Das Jahr 2019 geht langsam zu Ende. Es ist sehr viel passiert in diesem Jahr. Es war eine unglaublich stressige und nervenaufreibende Zeit, eine Zeit der Veränderungen und des Neuanfangs. Es war ein Wechselbad der Gefühle.

Heute vor einem Jahr hatten wir gerade die ersten Stunden bei Berlitz hinter uns. Ich weiß noch, wie ich nach der ersten Unterrichtsstunde mit Alex dachte, ich würde das nie lernen. Sein neuseeländischer Akzent war einfach grauenhaft. Aber es wurde mit jedem Mal besser. Schließlich habe ich Level 3 mit "gut" und Level 4 sogar mit "sehr gut" bestanden. Darauf bin ich wirklich stolz. Allerdings habe ich auch jede freie Minute gelernt, habe alle Lektionen mehrfach durchgearbeitet, Vokabeln gepaukt wie eine Blöde und ich habe mir John Oliver angesehen, alle Folgen. Es war eine gute Entscheidung, nach dem ersten Kurs noch den zweiten anzuhängen. Es war aber auch sehr anstrengend und zeitaufwändig. An manchen Tagen habe ich nichts anderes gemacht als gelernt. Ich wollte gut vorbereitet sein, wenn wir in die neue Welt aufbrechen. Mitte Mai war dann alles überstanden. Das letzte Zertifikat kam einige Zeit später mit der Post.

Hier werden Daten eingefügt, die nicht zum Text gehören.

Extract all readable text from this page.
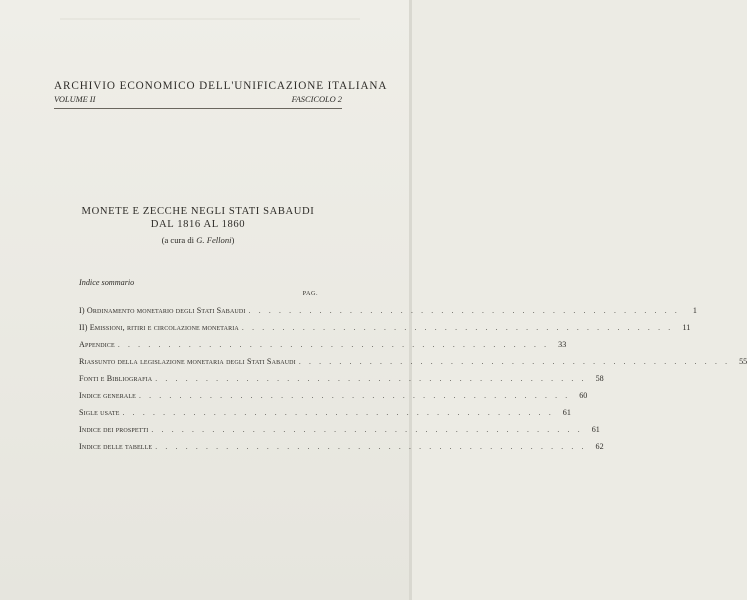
ARCHIVIO ECONOMICO DELL'UNIFICAZIONE ITALIANA
VOLUME II	FASCICOLO 2
MONETE E ZECCHE NEGLI STATI SABAUDI
DAL 1816 AL 1860
(a cura di G. Felloni)
Indice sommario
PAG.
I) Ordinamento monetario degli Stati Sabaudi . . . . . . . . . . . . . . . . . . . . . . . . . . . . . . . . . . . . . . . . . . .	1
II) Emissioni, ritiri e circolazione monetaria . . . . . . . . . . . . . . . . . . . . . . . . . . . . . . . . . . . . . . . . . . .	11
Appendice . . . . . . . . . . . . . . . . . . . . . . . . . . . . . . . . . . . . . . . . . . .	33
Riassunto della legislazione monetaria degli Stati Sabaudi . . . . . . . . . . . . . . . . . . . . . . . . . . . . . . . . . . . . . . . . . . .	55
Fonti e Bibliografia . . . . . . . . . . . . . . . . . . . . . . . . . . . . . . . . . . . . . . . . . . .	58
Indice generale . . . . . . . . . . . . . . . . . . . . . . . . . . . . . . . . . . . . . . . . . . .	60
Sigle usate . . . . . . . . . . . . . . . . . . . . . . . . . . . . . . . . . . . . . . . . . . .	61
Indice dei prospetti . . . . . . . . . . . . . . . . . . . . . . . . . . . . . . . . . . . . . . . . . . .	61
Indice delle tabelle . . . . . . . . . . . . . . . . . . . . . . . . . . . . . . . . . . . . . . . . . . .	62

Währenddessen war unser Visa-Prozeß in vollem Gange. Die Anwälte wollten jede Woche etwas anderes haben. Mal war es eine Übersetzung, mal eine Bescheinigung oder irgendwelche anderen Unterlagen. Immer wenn es hieß, es wäre fast alles fertig, kam eine neue Anforderung. Das ging so über einige Monate, fast ein Jahr lang. Aber irgendwann war dann alles eingereicht. Nun hieß es wieder warten.

Zwischenzeitlich mußten wir unseren neuen Mitarbeiter einarbeiten. Das war anfangs ziemlich zeitaufwändig. An manchen Tagen brauchte ich dreimal so lange für eine Sache als normalerweise und das ging dann auch über Monate so weiter. Stefan hat sich mittlerweile ganz gut eingearbeitet. Es gibt zwar immer noch Dinge, die er falsch macht oder einfach nicht wissen kann, aber es wird trotzdem immer besser. Für den täglichen Kundensupport und den Außendienst ist er Gold wert.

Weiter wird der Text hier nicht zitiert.